Adventure!

Well, I’m sure that you’ve heard that Disney shut down the video game arm of Lucasarts recently. For those of you who haven’t been living/breathing this stuff for the last 20 years, Lucasarts (somehow) managed to put out videogames that were not only passable, but downright good. Heck, not just downright good, but downright *INNOVATIVE*.

In the middle of a boom of “Sim” games, they came out with “Sim Afterlife”. When First Person Shooters had their first boom, they came out with Dark Forces which took Doom to the Star Wars universe and that worked amazingly well (including, of course, Stormtrooper rifles that couldn’t hit the broad side of a barn). They also came out with The Best Danged Adventure Games Ever. The Monkey Island series. The Sam and Max series. Full Throttle. Grim Fandango. Brilliant games with gorgeous environments in compelling universes telling interesting stories…

And, anyway, they’ve been shuttered.

To be sure, it’s not like there have been a whole bunch of adventure games hitting the market in recent years… the First Person Shooter games were limited in their earliest incarnations by simple things like physics and graphics, while adventure games were perfect for limited physics and graphics capability… but as these things improved (by leaps and bounds), the limits of the adventure game were shown and the FPS pretty much took off.
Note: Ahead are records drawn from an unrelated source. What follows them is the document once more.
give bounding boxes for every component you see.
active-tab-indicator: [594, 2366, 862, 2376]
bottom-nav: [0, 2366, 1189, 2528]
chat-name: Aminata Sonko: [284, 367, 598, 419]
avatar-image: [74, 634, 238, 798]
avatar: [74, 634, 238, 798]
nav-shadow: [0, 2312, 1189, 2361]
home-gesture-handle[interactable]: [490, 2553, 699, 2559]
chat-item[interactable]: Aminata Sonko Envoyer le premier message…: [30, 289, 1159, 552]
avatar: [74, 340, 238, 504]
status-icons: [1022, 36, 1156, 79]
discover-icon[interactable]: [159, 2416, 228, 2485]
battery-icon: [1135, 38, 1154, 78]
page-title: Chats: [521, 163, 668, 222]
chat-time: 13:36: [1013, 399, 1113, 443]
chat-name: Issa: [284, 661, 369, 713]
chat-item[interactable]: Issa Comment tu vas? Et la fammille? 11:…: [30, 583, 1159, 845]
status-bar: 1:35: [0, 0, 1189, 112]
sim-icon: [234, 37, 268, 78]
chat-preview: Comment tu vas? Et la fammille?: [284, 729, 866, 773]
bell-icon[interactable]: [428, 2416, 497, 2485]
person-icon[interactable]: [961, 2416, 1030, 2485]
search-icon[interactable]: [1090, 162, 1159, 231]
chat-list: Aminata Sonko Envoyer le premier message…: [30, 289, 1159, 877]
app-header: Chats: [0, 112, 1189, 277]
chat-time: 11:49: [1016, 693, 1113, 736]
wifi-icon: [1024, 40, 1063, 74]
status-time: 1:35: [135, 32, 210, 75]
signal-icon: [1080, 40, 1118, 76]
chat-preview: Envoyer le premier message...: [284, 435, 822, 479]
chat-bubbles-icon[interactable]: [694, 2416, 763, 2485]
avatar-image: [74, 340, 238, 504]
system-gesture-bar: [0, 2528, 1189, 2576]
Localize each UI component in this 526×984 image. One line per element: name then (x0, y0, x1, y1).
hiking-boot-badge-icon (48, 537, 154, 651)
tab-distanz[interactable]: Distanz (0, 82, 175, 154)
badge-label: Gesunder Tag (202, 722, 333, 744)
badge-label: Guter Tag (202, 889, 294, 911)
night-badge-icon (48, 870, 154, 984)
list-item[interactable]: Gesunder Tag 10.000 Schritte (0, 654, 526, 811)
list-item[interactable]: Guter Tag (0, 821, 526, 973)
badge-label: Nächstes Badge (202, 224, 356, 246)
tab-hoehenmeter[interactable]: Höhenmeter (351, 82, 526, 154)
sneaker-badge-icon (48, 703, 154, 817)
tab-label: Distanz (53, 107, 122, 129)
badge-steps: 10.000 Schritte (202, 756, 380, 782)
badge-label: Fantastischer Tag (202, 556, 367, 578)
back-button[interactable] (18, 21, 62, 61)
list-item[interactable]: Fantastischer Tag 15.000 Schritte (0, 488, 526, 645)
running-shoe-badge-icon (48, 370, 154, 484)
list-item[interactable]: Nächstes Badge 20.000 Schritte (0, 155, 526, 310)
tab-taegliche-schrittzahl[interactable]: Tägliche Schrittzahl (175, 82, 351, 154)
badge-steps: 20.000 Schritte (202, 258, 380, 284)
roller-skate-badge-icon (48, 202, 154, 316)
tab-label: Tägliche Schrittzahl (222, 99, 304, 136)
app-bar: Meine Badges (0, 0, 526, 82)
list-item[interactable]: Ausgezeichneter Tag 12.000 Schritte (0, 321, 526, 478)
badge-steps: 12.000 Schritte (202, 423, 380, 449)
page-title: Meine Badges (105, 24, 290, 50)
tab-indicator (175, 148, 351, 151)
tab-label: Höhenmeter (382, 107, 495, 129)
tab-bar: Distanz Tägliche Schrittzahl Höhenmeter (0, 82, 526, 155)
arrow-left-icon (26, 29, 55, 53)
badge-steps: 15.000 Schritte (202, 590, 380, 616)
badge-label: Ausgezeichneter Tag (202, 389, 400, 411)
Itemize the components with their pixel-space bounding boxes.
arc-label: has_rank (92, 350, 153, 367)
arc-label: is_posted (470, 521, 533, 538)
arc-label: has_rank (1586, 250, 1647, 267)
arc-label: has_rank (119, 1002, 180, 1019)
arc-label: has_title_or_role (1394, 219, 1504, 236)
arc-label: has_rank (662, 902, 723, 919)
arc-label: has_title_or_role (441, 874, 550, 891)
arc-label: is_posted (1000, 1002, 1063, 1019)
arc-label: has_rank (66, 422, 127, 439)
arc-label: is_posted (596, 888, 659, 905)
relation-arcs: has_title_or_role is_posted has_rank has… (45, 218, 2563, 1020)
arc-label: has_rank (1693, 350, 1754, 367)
But every now and again, I miss adventure games. A good story, told well, punctuated by puzzles. The Book of Unwritten Tales was on sale on Steam recently for 75% off (!) and I picked it up for five bucks… and I’m positively entranced. The graphics have been updated for today’s computers but we’re still using the same fixed point perspective, point and click interface, add this thing to that thing and then use this item on it to solve a problem. And, on top of that, it’s not dexterity-based. You don’t need twitch reflexes, you don’t even need particularly good reflexes. You need little more than solitaire-level mouse skills. It’s a total flashback.

An example: In the chapter I most recently finished, I had a Quest to Create A Potion that involved finding 8 different ingredients (some of which needed to be processed one way or another) in about 8 different places (which took a good long time, believe you me) and then, having collected them, I had to follow a recipe that was about as convoluted as you’d expect. “Add this ingredient and then stir 4 times counter-clockwise, then add other ingredient and wait for mixture to turn blue” and I had to start over several times because my potion kept blowing up.

The game is a lovely little diversion. Checking out Steam now, I see that it’s $20 and I can’t in good conscience recommend it for $20… but, I’m sure it’ll be on sale again soon (hey, it’s Steam) and if you can catch it for $10, I’d wholeheartedly recommend it to you for that.

Jaybird

Jaybird is Birdmojo on Xbox Live and Jaybirdmojo on Playstation's network. He's been playing consoles since the Atari 2600 and it was Zork that taught him how to touch-type. If you've got a song for Wednesday, a commercial for Saturday, a recommendation for Tuesday, an essay for Monday, or, heck, just a handful a questions, fire off an email to AskJaybird-at-gmail.com

5 Comments

  1. Have you played any Telltale games?

    It was founded by many of the folks who used to make adventure games for LucasArts before they stopped making adventure games–And then they licensed LucasArts properties and made sequels for them.

    Their three Sam and Max games are brilliant. Tales of Monkey Island is solid, if not up to the heights of some of the earlier games.

    • I had a small paragraph devoted to Back to the Future but it didn’t gel.

      I had a lot of fun with their Back to the Future game.

      • I loved, loved, loved the plot of B2tF, but I think the gameplay was a little bit too easy for a veteran Adventure Gamer. Tales of Monkey Island was the same way, to a lesser extent.

        One of the really nice things about their Sam and Max trilogy is that it’s sufficiently difficult.

  2. You might want to look into Runaway or Yesterday (I know the developer has another one or two as well but the names aren’t coming to me). If you loved the LucasArts adventure games, there’s a high probability you’ll really like them.

    I always thought the ads for those adventure games made them look a lot more fun and interesting than actually playing them were for me, so take my recommendation with a grain of salt.

  3. “And, on top of that, it’s not dexterity-based. You don’t need twitch reflexes, you don’t even need particularly good reflexes.”

    This is one of the things that actually started to bother me about some of the sports games. When Madden introduced the “vision cone” or whatever it was, it suddenly required the player to have reflexes like that of a real QB. I understand it added a bit of realism to the game but for an amateur player like me, it made it damned near impossible to pick up a new version of the game. I’m not particularly interested in a game that takes months to master. I’m much more of a social player and want to be able to pick it up and within a few minutes, all the guys are roughly on par with each other. I never buy the newest game when it first comes out, which means if I get the game, I’m several months behind everyone and by the time I’ve caught up, they’ve moved on to yet a new installment. It really turned me off.

    If I had lighting fast reflexes, I’d go outside with a real football.